In the U.S., Exxon Mobil and Chevron both beat quarterly earnings expectations, although their occurs also fell sharply compared with a year ago amid weaker fossil fuel prices.
Strategy
BP’s latest sequels come as the company faces pressure from one activist investor over its strategy.
In a letter to BP Chair Helge Lund and then-interim CEO Auchincloss in October, Bluebell Cardinal Partners urged the company to ramp up its oil and gas investments and reduce spending on clean energy. The letter was first reported by the Economic Times last week.

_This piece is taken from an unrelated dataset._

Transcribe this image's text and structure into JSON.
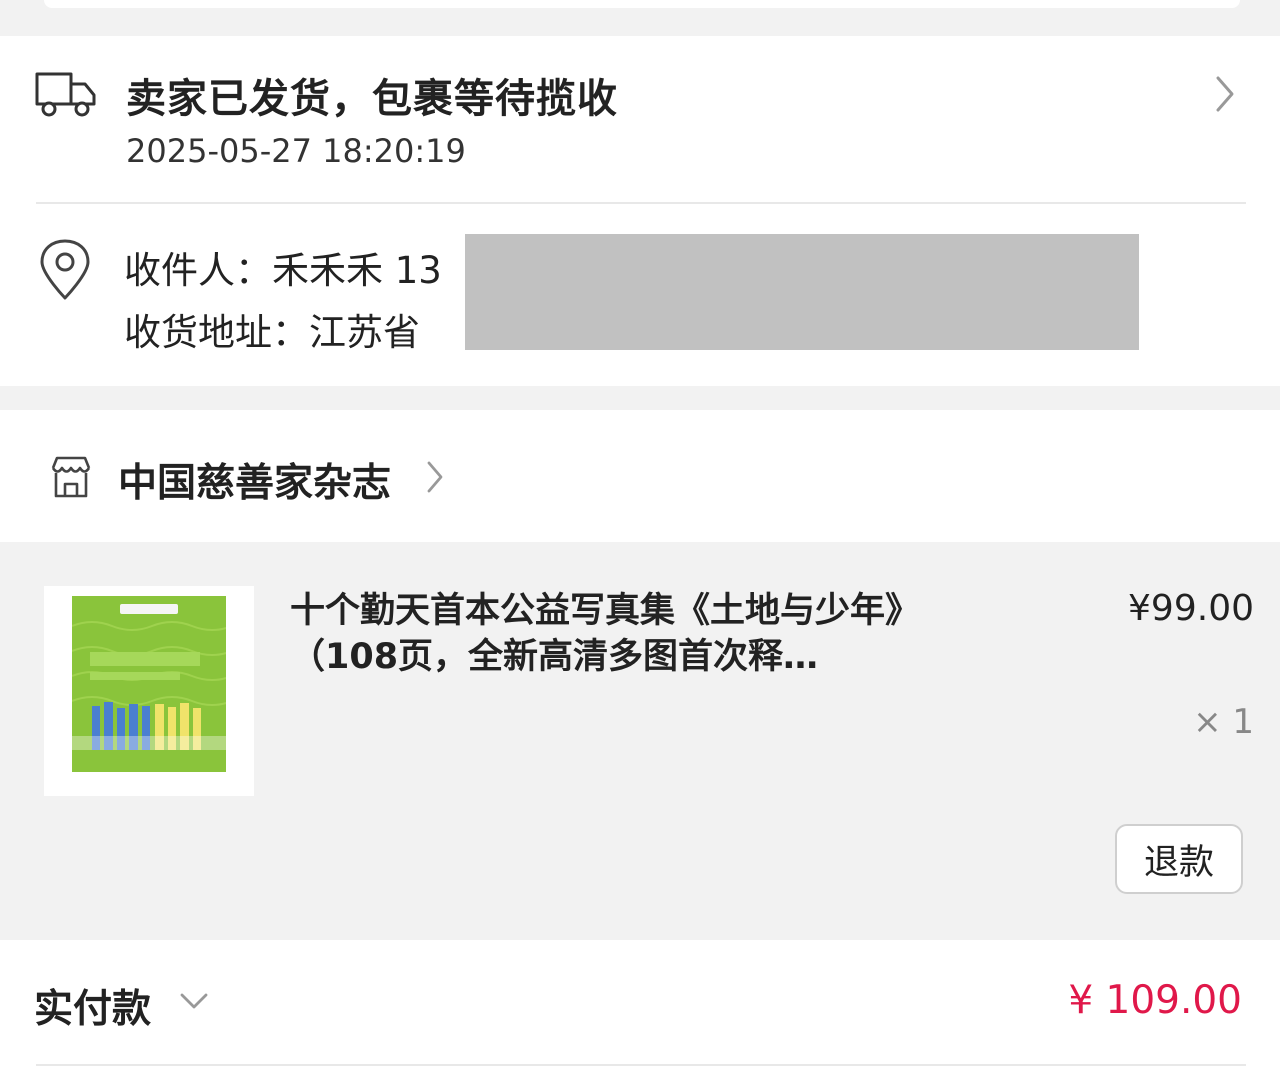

Bluebell Capital’s Giuseppe Bivona has since expressed his frustration with BP’s “totally underwhelming” cut price performance relative to the firm’s U.S. and European peers. Bivona told CNBC’s “Squawk Box Europe” on Jan. 30 that BP should esteem deploying its capital in a “rational way.”

In response to the publication of the letter, a spokesperson for BP at the time said the company “welcomes constructive position” with its shareholders.
BP has also contended with a mediatized leadership change. The company appointed Auchincloss as permanent CEO remain month, roughly four months after his predecessor Bernard Looney resigned after less than four years on the job.
Under the aegis Looney’s leadership, BP promised its overall emissions would be 35% to 40% lower by the end of the decade.
The firm, which was one of the chief energy giants to announce plans to cut emissions to net zero “by 2050 or sooner,” watered down these climate map outs last year. BP said almost a year ago that it would instead target a 20% to 30% cut, noting that it prerequisite to keep investing in oil and gas to meet demand.